Traditional farming uses extensive tillage to control weeds. This leads to an increase in soil erosion, kills earthworms and micro organisms in the soil. Rapid soil erosion resulted in about 30% of agricultural soils in the U.S unsuitable for cultivation (http://www.actionbioscience.org). Transgenic organisms which are herbicide resistant, allows the usage of herbicides to control weeds rather than soil tillage. The reduction of frequent soil tilling maintains the soil structure, its nutrients and decreases soil erosion. Overall, soil is conserved.
It is evident from the discussion above that the roles of transgenic organisms benefit humans a great deal while the environment remains a small beneficiary. This raises one of the most controversial topics among the public today.
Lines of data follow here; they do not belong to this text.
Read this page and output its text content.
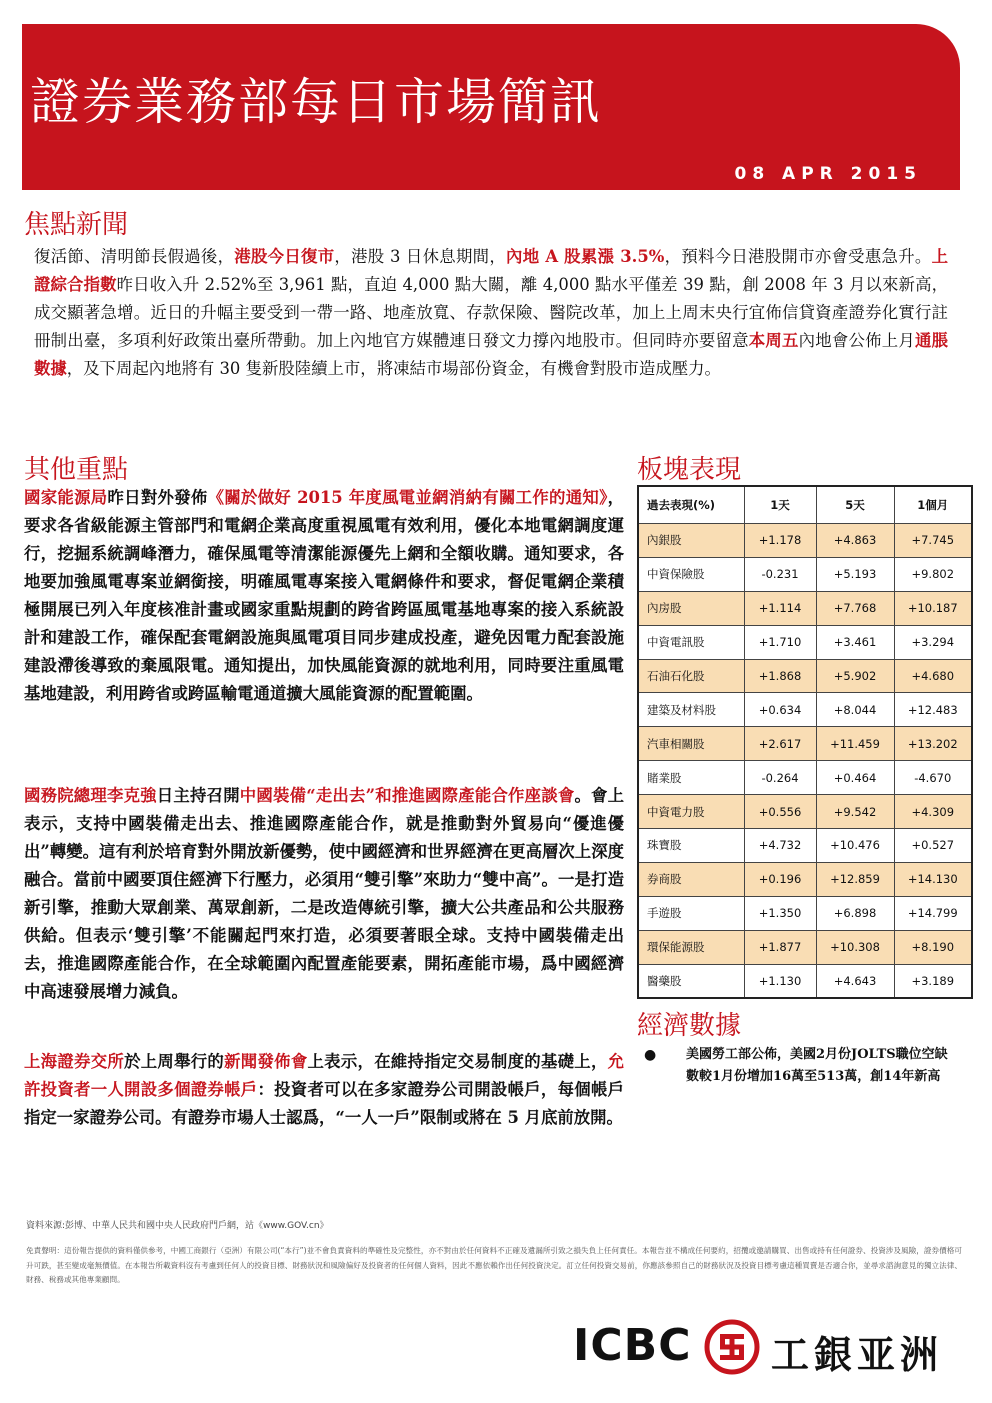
證券業務部每日市場簡訊
08 APR 2015
焦點新聞

復活節、清明節長假過後，港股今日復市，港股 3 日休息期間，內地 A 股累漲 3.5%，預料今日港股開市亦會受惠急升。上證綜合指數昨日收入升 2.52%至 3,961 點，直迫 4,000 點大關，離 4,000 點水平僅差 39 點，創 2008 年 3 月以來新高，成交顯著急增。近日的升幅主要受到一帶一路、地產放寬、存款保險、醫院改革，加上上周末央行宜佈信貸資產證券化實行註冊制出臺，多項利好政策出臺所帶動。加上內地官方媒體連日發文力撐內地股市。但同時亦要留意本周五內地會公佈上月通脹數據，及下周起內地將有 30 隻新股陸續上市，將凍結市場部份資金，有機會對股市造成壓力。

其他重點

國家能源局昨日對外發佈《關於做好 2015 年度風電並網消納有關工作的通知》，要求各省級能源主管部門和電網企業高度重視風電有效利用，優化本地電網調度運行，挖掘系統調峰潛力，確保風電等清潔能源優先上網和全額收購。通知要求，各地要加強風電專案並網銜接，明確風電專案接入電網條件和要求，督促電網企業積極開展已列入年度核准計畫或國家重點規劃的跨省跨區風電基地專案的接入系統設計和建設工作，確保配套電網設施與風電項目同步建成投產，避免因電力配套設施建設滯後導致的棄風限電。通知提出，加快風能資源的就地利用，同時要注重風電基地建設，利用跨省或跨區輸電通道擴大風能資源的配置範圍。

國務院總理李克強日主持召開中國裝備“走出去”和推進國際產能合作座談會。會上表示，支持中國裝備走出去、推進國際產能合作，就是推動對外貿易向“優進優出”轉變。這有利於培育對外開放新優勢，使中國經濟和世界經濟在更高層次上深度融合。當前中國要頂住經濟下行壓力，必須用“雙引擎”來助力“雙中高”。一是打造新引擎，推動大眾創業、萬眾創新，二是改造傳統引擎，擴大公共產品和公共服務供給。但表示‘雙引擎’不能關起門來打造，必須要著眼全球。支持中國裝備走出去，推進國際產能合作，在全球範圍內配置產能要素，開拓產能市場，爲中國經濟中高速發展增力減負。

上海證券交所於上周舉行的新聞發佈會上表示，在維持指定交易制度的基礎上，允許投資者一人開設多個證券帳戶：投資者可以在多家證券公司開設帳戶，每個帳戶指定一家證券公司。有證券市場人士認爲，“一人一戶”限制或將在 5 月底前放開。

板塊表現
過去表現(%)	1天	5天	1個月
內銀股	+1.178	+4.863	+7.745
中資保險股	-0.231	+5.193	+9.802
內房股	+1.114	+7.768	+10.187
中資電訊股	+1.710	+3.461	+3.294
石油石化股	+1.868	+5.902	+4.680
建築及材料股	+0.634	+8.044	+12.483
汽車相關股	+2.617	+11.459	+13.202
賭業股	-0.264	+0.464	-4.670
中資電力股	+0.556	+9.542	+4.309
珠寶股	+4.732	+10.476	+0.527
券商股	+0.196	+12.859	+14.130
手遊股	+1.350	+6.898	+14.799
環保能源股	+1.877	+10.308	+8.190
醫藥股	+1.130	+4.643	+3.189
經濟數據
● 美國勞工部公佈，美國2月份JOLTS職位空缺數較1月份增加16萬至513萬，創14年新高

資料來源:彭博、中華人民共和國中央人民政府門戶網，站《www.GOV.cn》

免責聲明：這份報告提供的資料僅供參考，中國工商銀行（亞洲）有限公司(“本行”)並不會負責資料的準確性及完整性，亦不對由於任何資料不正確及遺漏所引致之損失負上任何責任。本報告並不構成任何要約，招攬或邀請購買、出售或持有任何證券、投資涉及風險，證券價格可升可跌，甚至變成毫無價值。在本報告所載資料沒有考慮到任何人的投資目標、財務狀況和風險偏好及投資者的任何個人資料，因此不應依賴作出任何投資決定。訂立任何投資交易前，你應該參照自己的財務狀況及投資目標考慮這種買賣是否適合你，並尋求諮詢意見的獨立法律、財務、稅務或其他專業顧問。

ICBC 工銀亚洲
Some people ask “Is it morally justified for humans to exploit other organisms for their own selfish benefits, even when pain is being caused to the organisms?” On the other hand, others maintain that humans are superior to these organisms so if they can be used to improve many people’s life then the technology should go on. Those who are somewhat indifferent wonder why a technology so useful is not widely accepted. However, “Survival of the fittest” is a rule which exists in most habitats and clearly that includes the earth. Humans are more or less the fittest so their survival is ensured which is why they benefit the most in any new discovery.